In the second section of the book, the speakers or subjects in the poems are sailors on the ocean of the unconscious — sleepwalkers. What we see is not what is underwater, but what has surfaced. One character pours milk into the litter box; one becomes a more tender and affectionate lover in his sleep; one (a true story) kills his wife in his sleep; and one drinks wine from a flower vase. The characters stage a play in one world when the script is in the next. The book actively muses on this bridge between the two worlds in “Ars Poetica”:
In a house I am following myself
one mirror after another
not only myself
but also in relation to. (52)
The sleepwalker is the actor of where the conscious and unconscious person touch. It is not only the conscious and unconscious, but the brain also sits at odds: “The Right Side / of the brain brims with hyperbole, the left side sits cold as a Petri dish” (51). There is disconnection, each side illuminating the other, but much is lost in the process as well, and some things happen almost without us, or as Noftle writes: “Sometimes one hand will not stop touching the other” (37).
Other poems in the collection explore the ways our actions surface from the deep through different tropes. In one series, an artist finds certain colors intruding in her paintings: “I started using white. I put it in every picture […] That’s why I started dumping all my pigments into a bucket of white” (53). The colors are thrust from the deep, as are wreckage and remains of past mistakes, which Noftle explores through the metaphor of auto accidents. In “Parts for Whole” the speaker wanders around a junkyard:
from the wreckage — that I would slip
it on, imagine she lost it before
a missed kiss, mistake, to say
an accident happened here
and what ruined skin you have, paint chipped, bruised. (44)

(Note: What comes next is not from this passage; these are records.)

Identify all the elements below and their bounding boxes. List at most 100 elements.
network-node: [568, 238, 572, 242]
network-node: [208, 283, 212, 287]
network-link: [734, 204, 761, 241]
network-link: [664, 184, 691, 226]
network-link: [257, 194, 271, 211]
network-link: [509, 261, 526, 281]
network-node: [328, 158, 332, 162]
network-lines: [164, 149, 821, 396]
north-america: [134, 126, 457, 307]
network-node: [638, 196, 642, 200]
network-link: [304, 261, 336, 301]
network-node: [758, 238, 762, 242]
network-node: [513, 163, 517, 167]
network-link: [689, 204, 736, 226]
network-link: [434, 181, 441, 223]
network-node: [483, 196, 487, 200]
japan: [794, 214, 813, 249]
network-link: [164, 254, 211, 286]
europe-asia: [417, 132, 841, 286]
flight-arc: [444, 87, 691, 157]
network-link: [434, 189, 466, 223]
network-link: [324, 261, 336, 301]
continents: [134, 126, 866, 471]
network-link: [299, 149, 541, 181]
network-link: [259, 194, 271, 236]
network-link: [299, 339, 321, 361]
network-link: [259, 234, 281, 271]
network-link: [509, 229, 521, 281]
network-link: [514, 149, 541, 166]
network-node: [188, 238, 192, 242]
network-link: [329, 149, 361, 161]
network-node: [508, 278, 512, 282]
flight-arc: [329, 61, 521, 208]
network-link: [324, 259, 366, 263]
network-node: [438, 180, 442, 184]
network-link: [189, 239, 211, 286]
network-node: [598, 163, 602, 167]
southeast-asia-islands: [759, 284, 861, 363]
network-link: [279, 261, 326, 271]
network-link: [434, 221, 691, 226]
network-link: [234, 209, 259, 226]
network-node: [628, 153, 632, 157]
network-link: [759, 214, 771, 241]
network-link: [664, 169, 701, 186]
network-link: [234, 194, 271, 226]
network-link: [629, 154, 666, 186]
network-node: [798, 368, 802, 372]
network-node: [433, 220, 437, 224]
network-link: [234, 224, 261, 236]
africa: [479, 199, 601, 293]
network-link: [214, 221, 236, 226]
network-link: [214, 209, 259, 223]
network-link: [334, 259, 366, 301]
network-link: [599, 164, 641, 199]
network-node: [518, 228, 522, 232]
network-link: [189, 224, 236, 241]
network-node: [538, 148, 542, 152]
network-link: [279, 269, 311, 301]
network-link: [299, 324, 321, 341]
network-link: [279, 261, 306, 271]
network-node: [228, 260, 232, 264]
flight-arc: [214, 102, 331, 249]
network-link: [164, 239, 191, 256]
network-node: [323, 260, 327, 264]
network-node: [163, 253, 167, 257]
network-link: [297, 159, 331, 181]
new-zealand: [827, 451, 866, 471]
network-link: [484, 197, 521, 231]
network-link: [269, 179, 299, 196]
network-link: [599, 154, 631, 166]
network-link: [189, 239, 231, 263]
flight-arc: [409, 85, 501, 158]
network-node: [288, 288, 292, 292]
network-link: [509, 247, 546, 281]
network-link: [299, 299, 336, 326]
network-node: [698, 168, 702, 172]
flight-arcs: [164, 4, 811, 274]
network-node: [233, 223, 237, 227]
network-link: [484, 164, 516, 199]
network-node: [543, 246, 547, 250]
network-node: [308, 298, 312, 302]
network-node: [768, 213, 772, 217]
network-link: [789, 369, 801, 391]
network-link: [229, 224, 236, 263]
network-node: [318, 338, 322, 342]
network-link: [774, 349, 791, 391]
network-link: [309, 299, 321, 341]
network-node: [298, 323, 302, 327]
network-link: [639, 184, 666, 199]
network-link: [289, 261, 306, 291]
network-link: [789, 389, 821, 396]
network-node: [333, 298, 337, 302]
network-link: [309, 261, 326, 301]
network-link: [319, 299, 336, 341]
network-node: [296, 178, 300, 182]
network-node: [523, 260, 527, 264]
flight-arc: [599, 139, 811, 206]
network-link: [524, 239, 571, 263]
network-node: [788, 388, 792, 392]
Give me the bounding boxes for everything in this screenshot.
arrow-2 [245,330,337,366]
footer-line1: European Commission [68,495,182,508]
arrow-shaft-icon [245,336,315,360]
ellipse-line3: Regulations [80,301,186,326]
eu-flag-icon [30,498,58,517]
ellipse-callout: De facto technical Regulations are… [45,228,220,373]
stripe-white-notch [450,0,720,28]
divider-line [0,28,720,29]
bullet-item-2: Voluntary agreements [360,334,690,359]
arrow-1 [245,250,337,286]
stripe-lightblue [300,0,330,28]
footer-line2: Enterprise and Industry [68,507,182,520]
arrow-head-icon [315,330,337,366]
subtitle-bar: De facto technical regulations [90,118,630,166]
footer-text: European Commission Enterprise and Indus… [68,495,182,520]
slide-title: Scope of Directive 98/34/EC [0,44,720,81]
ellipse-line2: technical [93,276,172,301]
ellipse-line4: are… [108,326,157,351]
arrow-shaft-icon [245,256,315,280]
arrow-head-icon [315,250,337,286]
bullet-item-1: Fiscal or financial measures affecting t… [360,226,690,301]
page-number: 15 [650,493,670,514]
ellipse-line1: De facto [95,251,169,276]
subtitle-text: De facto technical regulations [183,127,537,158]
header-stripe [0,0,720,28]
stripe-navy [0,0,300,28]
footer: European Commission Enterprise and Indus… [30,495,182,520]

If the subject is the wreckage or intrusion, the act is a piecing back together. A whole picture might not emerge from this scattering, but at least “The paint thickens as you reach the center” (58).
In the end, a description only of the tropes and themes of the book doesn’t do justice to their effect. The project of the book is larger. The comparisons evoke a real and genuine sympathy. Their goal is to get dangerously close to the nature of being a divided creature. They leave one with that uncanny feeling one gets sometimes, for no reason, when sitting at a stop light or opening the refrigerator, of just how unlikely we are. And that is the real pleasure of this book, not just the shadowy subject of our motives, but how they drive us to be.